そう考えるとこの東大理IIIのママ、相当なやり手ではないだろうか。
人生の先輩としての親が、子どもが独立するまで失敗することのないレールや目標設定をさりげなくしているのだ。そしてしかもそのレールに従って子どもが頑張れば、高学歴という看板はもちろん、高収入・好感度といったものまで付いてくるのだ。

高学歴だろうがなかろうが、ゴールは大学入学ではない

前述した早稲田卒の彼はその後どうなったのだろう。

実はブラック家庭に生まれ貧困とネグレクトにあえぐ中、自分の人生を何とかブラックな状態から取り戻そうと孤独に戦っていた彼。彼には残念ながらそっと手助けをしてくれるような親はいなかった。

だからこそ自らの力で早稲田入学をしたのち、初めて手にした自由と自分だけのお金という魔力に負けてしまった。
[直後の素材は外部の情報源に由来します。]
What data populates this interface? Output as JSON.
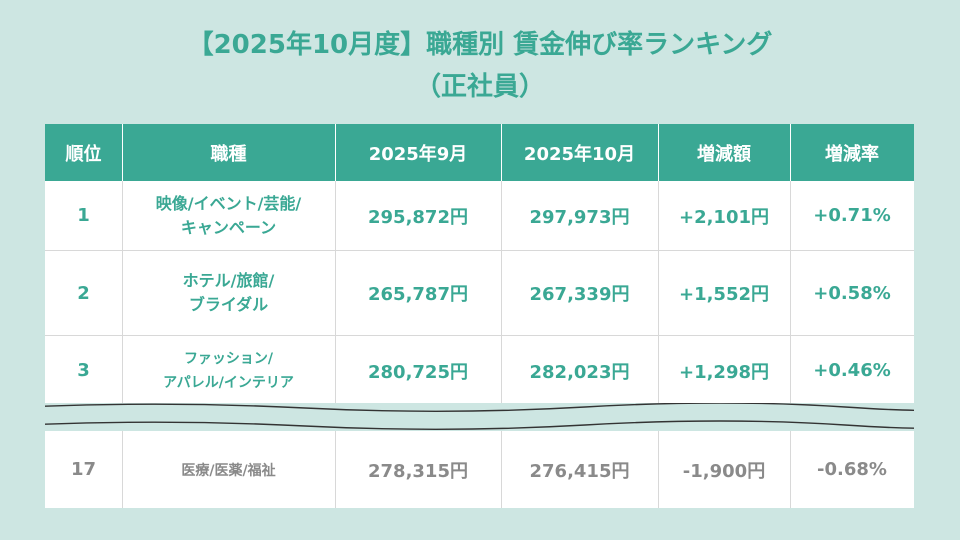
{
  "title": {
    "line1": "【2025年10月度】職種別 賃金伸び率ランキング",
    "line2": "（正社員）"
  },
  "table": {
    "headers": [
      "順位",
      "職種",
      "2025年9月",
      "2025年10月",
      "増減額",
      "増減率"
    ],
    "rows": [
      {
        "rank": "1",
        "job_line1": "映像/イベント/芸能/",
        "job_line2": "キャンペーン",
        "sep": "295,872円",
        "oct": "297,973円",
        "diff": "+2,101円",
        "rate": "+0.71%"
      },
      {
        "rank": "2",
        "job_line1": "ホテル/旅館/",
        "job_line2": "ブライダル",
        "sep": "265,787円",
        "oct": "267,339円",
        "diff": "+1,552円",
        "rate": "+0.58%"
      },
      {
        "rank": "3",
        "job_line1": "ファッション/",
        "job_line2": "アパレル/インテリア",
        "sep": "280,725円",
        "oct": "282,023円",
        "diff": "+1,298円",
        "rate": "+0.46%"
      }
    ],
    "last_row": {
      "rank": "17",
      "job": "医療/医薬/福祉",
      "sep": "278,315円",
      "oct": "276,415円",
      "diff": "-1,900円",
      "rate": "-0.68%"
    }
  },
  "colors": {
    "accent": "#3aa894",
    "background": "#cde6e2",
    "muted_text": "#8a8a8a"
  }
}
人生を俯瞰して見た時に大学時代という有意義な時代に、何かしらの目的や目標をもって過ごすことの大切さを彼に誰も伝えてくれなかった。

また、彼自身も積極的に情報を得ようとしたり、交友関係を広めることもなく、ひたすらバイトに明け暮れお金を稼げばなんとかなる、という即物的な考えで日々を過ごしい、気が付けば目の前の魅力的な話に飛びつきブラック企業に堕ちて行った。

ブラック家庭で生まれ、ブラック人生から抜け出そうとしたのに、またブラック企業を渡り歩くことになった彼。

学歴はあったにこしたことはないだろう。学歴だけはお金で買うことはできない。自らの努力の上で手にしたものだ。

しかし、結局は高学歴だろうがそうでなかろうが、ゴールは大学入学ではなく、その後も自分がどう生きていきたいか、という目標を見つけることができるかどうかなのだろう。

早稲田卒という高学歴の看板を手にし、14職種にも及ぶ様々なブラック職を渡り歩いた円山嚆矢。彼は最終的に人生の目標を見つけ、手にした高学歴という看板を生かすことはできたのだろうか…。